Tampa’s Demographic Challenge

Forbes’ annual ranking of 40 major metro areas in their attractiveness to young professionals was not kind to Tampa. The Big Guava finished 40th. There were several factors, but none bigger than demographics. It’s skewed older. When it comes to the 20-35 crowd, Tampa still can’t touch the competition.

So, what do you say if you’re Deanne Roberts, one of the founders of the young professionals-oriented Creative TampaBay and a former chairwoman of the Greater Tampa Chamber of Commerce?

“We are ground zero for boomer retirement,” points out Roberts, the president of Ybor City-based Roberts Communications. “And I’ve got all these young professionals saying they don’t like that. We don’t want this community to be that. What can we do?

“Well, we can get over that old-versus-young stereotype,” underscores Roberts. “Many of the things that older demographic wants are the same things that young professionals want. Affordable housing, mass transit and interesting leisure activities – from museums to the performing arts to restaurants.”

Roberts points out that the boomer generation is a new breed of retiree: much more affluent and involved than predecessors.
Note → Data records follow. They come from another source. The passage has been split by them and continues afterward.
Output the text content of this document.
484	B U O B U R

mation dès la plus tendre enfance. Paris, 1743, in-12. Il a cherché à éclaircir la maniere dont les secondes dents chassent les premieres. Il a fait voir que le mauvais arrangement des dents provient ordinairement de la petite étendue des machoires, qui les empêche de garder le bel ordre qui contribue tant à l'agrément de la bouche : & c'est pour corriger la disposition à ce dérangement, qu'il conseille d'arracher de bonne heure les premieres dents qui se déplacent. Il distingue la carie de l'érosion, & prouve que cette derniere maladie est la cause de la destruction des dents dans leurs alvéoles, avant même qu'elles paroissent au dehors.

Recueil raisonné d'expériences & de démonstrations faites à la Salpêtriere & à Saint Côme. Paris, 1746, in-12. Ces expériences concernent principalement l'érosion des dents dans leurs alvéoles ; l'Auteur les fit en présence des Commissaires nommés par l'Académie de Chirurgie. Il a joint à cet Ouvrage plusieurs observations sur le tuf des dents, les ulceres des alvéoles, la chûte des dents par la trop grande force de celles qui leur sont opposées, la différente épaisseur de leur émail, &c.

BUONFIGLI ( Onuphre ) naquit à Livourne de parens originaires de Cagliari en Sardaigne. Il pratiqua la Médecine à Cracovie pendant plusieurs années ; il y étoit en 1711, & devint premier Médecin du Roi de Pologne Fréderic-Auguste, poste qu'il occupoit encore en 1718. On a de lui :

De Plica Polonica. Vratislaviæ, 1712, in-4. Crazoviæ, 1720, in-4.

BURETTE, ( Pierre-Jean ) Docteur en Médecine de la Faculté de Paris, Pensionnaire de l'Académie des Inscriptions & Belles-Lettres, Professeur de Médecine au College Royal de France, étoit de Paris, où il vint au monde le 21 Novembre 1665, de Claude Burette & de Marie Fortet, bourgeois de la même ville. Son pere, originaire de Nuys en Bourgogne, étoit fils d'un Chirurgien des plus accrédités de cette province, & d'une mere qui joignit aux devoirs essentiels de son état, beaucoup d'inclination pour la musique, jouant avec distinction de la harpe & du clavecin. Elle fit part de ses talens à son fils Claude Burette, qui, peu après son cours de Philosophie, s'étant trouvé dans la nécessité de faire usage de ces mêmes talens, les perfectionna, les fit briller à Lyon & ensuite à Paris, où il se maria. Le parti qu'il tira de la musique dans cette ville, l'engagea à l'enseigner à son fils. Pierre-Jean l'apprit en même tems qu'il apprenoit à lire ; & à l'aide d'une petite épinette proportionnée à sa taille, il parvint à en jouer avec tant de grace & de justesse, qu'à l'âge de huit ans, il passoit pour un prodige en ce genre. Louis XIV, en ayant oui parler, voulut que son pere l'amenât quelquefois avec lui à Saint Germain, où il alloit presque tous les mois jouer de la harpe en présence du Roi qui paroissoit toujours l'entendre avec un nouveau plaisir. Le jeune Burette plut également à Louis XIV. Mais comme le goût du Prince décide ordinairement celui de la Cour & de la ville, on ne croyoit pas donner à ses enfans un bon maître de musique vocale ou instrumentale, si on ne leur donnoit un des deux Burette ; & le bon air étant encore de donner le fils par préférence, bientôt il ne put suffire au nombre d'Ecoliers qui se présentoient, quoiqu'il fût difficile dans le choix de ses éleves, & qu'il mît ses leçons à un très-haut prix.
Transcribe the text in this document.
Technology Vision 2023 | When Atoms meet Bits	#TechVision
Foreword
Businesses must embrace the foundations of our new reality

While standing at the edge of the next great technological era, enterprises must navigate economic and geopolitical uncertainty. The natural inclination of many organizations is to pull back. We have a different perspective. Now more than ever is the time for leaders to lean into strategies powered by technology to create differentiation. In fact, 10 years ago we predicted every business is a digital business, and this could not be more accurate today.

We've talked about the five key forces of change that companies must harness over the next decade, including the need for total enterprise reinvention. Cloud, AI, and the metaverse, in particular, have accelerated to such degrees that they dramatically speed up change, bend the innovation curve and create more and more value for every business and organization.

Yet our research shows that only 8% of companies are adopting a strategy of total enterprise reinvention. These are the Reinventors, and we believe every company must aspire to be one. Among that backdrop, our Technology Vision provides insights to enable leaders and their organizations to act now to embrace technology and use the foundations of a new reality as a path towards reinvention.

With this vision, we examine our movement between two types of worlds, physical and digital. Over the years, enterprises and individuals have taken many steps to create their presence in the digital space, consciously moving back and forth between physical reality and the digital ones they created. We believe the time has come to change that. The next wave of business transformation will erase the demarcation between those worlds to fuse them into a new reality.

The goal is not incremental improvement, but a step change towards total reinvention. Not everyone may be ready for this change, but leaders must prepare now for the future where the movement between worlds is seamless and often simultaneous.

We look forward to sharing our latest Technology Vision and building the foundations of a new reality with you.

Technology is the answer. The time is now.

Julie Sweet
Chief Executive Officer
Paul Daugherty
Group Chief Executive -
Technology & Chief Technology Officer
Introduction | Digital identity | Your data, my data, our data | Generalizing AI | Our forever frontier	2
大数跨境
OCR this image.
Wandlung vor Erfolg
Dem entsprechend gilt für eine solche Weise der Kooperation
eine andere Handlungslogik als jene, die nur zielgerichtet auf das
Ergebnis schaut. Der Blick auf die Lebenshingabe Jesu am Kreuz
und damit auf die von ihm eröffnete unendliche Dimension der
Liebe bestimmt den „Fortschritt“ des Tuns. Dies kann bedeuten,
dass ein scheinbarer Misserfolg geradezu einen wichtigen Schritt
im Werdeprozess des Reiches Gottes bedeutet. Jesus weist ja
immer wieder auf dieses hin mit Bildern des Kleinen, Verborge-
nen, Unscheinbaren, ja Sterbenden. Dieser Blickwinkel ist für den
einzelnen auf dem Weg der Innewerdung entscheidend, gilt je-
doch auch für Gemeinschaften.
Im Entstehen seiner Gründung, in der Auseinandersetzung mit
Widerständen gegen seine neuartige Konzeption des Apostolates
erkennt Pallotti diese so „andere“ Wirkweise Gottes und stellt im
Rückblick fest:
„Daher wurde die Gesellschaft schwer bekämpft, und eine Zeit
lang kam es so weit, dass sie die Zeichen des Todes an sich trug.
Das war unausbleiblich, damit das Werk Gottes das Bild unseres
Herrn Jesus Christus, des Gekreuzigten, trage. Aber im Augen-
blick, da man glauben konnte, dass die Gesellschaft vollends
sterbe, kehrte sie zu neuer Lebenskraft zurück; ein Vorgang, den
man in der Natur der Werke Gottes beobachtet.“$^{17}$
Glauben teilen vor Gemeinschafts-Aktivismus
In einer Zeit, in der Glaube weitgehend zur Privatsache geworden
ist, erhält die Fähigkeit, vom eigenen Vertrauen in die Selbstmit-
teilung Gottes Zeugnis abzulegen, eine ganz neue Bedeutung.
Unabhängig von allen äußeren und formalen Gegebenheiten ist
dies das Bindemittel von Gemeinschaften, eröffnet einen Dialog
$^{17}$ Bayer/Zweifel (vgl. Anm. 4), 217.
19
And that includes business opportunities.

“Frankly, we want to capitalize on it – not bemoan it,” says Roberts. “We’ve been talking to the arts people. It’s important for our cultural institutions to tap into this. Think about re-tooling our programs and volunteer base. If our cultural institutions are healthier, then all the benefits also accrue to young people.

“If we’re ground zero for a new type of retiree,” emphasizes Roberts, “then we represent new business opportunities that young professionals can take advantage of. Any young professional with any entrepreneurial ability at all, what an opportunity this is – right in their backyard.”